Esma kaçtıktan sonra Hüseyin ile köye geri dönmüştü. Yalnız durumları çok kötüydü, ne paraları vardı ne pulları. Bunu duyan Aşık Veysel üzülmüş arada bir haber göndererek bir ihtiyaçları olup olmadığını sordurtmuştu. Bir gün Esma Aşık Veysel’in kapısını çalmıştı. Kapıyı Aşık Veysel’in kızı açmıştı. Ona başının çok ağrıdığını söylemiş, babasının ona bir ilaç verip vermeyeceğini sormasını istemişti. Aşık Veysel’in kızı biraz çekinmiş nasıl isterim diye düşünmüştü. Esma da ona “Sen iste, o verir” demişti. O da babasının yanına giderek olayı anlatmış ve ilacı istemişti. Aşık Veysel cebinden bir ilaç çıkararak kızına vermiş ve ağzından “Onun başı daha çok ağrıyacak.” sözleri dökülmüştü.
Gerçekten de Esma hiç gün yüzü görmemişti. Ömrü sefalet içerisinde geçmişti. Aşık Veysel akciğer kanseri olup yatağa düşünce onunla helalleşmek için evine gitmiş, içeri girmeden kapıdan Aşık Veysel’in kızına ne niyetle geldiğini söylemişti.
Kızı hemen babasına içeri gelebilir mi diye sormuştu. Aşık Veysel “İstiyorsa gelsin.” demişti. Fakat Esma kapıdayken ona yaşattıklarını düşünmüş ve ondan helallik alacak yüzünün olmadığının farkına vararak gitmişti. Esma belki de yıllarca pişmanlık yaşamıştı ama bu hayatı o seçmişti ve sonuçlarına da böyle katlanıyordu.

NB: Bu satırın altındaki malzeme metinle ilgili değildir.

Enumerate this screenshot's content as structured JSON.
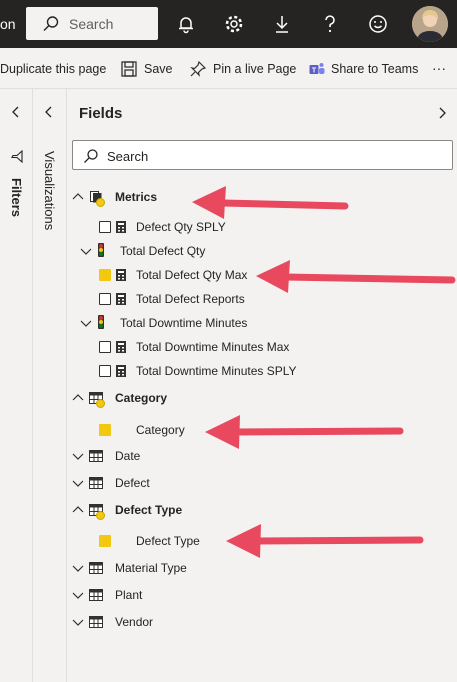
{
  "topbar": {
    "app_fragment": "on",
    "search_placeholder": "Search"
  },
  "commands": {
    "duplicate": "Duplicate this page",
    "save": "Save",
    "pin": "Pin a live Page",
    "share": "Share to Teams",
    "more": "···"
  },
  "panes": {
    "filters_label": "Filters",
    "visualizations_label": "Visualizations",
    "fields_title": "Fields",
    "fields_search_placeholder": "Search"
  },
  "colors": {
    "accent_yellow": "#f2c811",
    "arrow": "#e8495f",
    "topbar": "#252423"
  },
  "tree": {
    "metrics": "Metrics",
    "defect_qty_sply": "Defect Qty SPLY",
    "total_defect_qty": "Total Defect Qty",
    "total_defect_qty_max": "Total Defect Qty Max",
    "total_defect_reports": "Total Defect Reports",
    "total_downtime_minutes": "Total Downtime Minutes",
    "total_downtime_minutes_max": "Total Downtime Minutes Max",
    "total_downtime_minutes_sply": "Total Downtime Minutes SPLY",
    "category_table": "Category",
    "category_field": "Category",
    "date": "Date",
    "defect": "Defect",
    "defect_type_table": "Defect Type",
    "defect_type_field": "Defect Type",
    "material_type": "Material Type",
    "plant": "Plant",
    "vendor": "Vendor"
  }
}
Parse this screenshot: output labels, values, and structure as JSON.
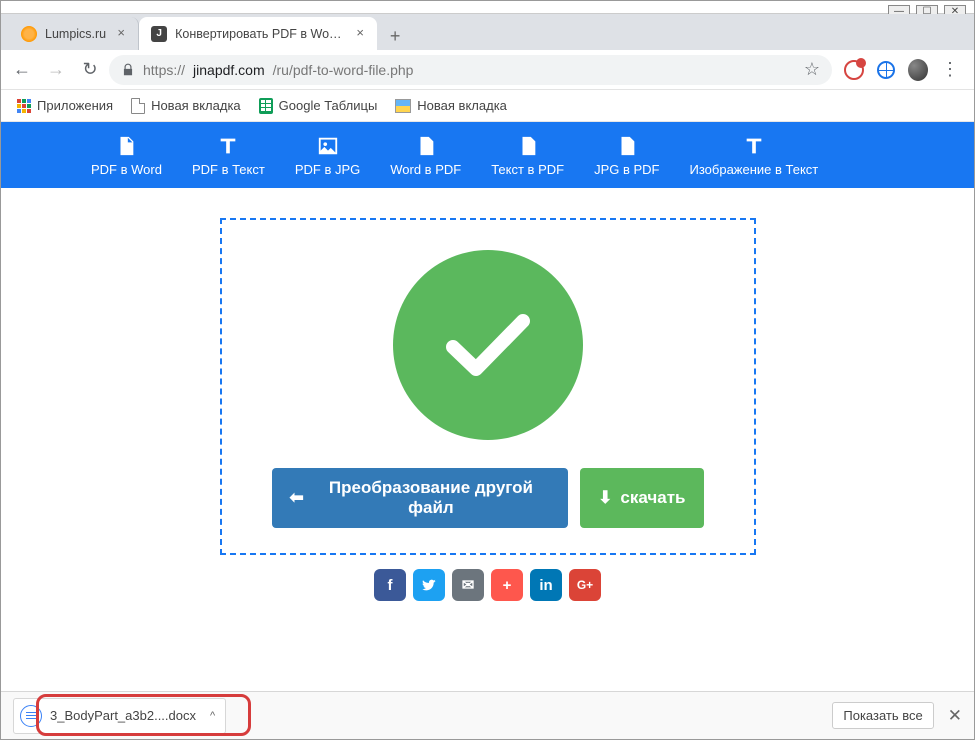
{
  "window": {
    "min": "—",
    "max": "☐",
    "close": "✕"
  },
  "tabs": {
    "items": [
      {
        "title": "Lumpics.ru"
      },
      {
        "title": "Конвертировать PDF в Word - F"
      }
    ],
    "add": "+"
  },
  "addr": {
    "back": "←",
    "fwd": "→",
    "reload": "↻",
    "scheme": "https://",
    "host": "jinapdf.com",
    "path": "/ru/pdf-to-word-file.php",
    "star": "☆",
    "menu": "⋮"
  },
  "bookmarks": {
    "apps": "Приложения",
    "items": [
      {
        "label": "Новая вкладка",
        "icon": "doc"
      },
      {
        "label": "Google Таблицы",
        "icon": "sheets"
      },
      {
        "label": "Новая вкладка",
        "icon": "pic"
      }
    ]
  },
  "toolbar": {
    "items": [
      "PDF в Word",
      "PDF в Текст",
      "PDF в JPG",
      "Word в PDF",
      "Текст в PDF",
      "JPG в PDF",
      "Изображение в Текст"
    ]
  },
  "buttons": {
    "convert": "Преобразование другой файл",
    "download": "скачать"
  },
  "social_colors": [
    "#3b5998",
    "#1da1f2",
    "#6c757d",
    "#fe574d",
    "#0077b5",
    "#db4437"
  ],
  "social_glyphs": [
    "f",
    "",
    "✉",
    "+",
    "in",
    "G+"
  ],
  "dlbar": {
    "file": "3_BodyPart_a3b2....docx",
    "chev": "^",
    "showall": "Показать все",
    "close": "✕"
  }
}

Ömrü sürekli dert çekerek geçen Aşık Veysel'in kimseden görmediği vefayı topraktan gördüğünü söylemesi Esma yüzdendi belki de. Fakat o gerçek aşkı Gülizarda bulmuştu. Güzel bir ömür geçirememişti belki ama onunla ömrünün sonunu güzel bir şekilde bitirmişti.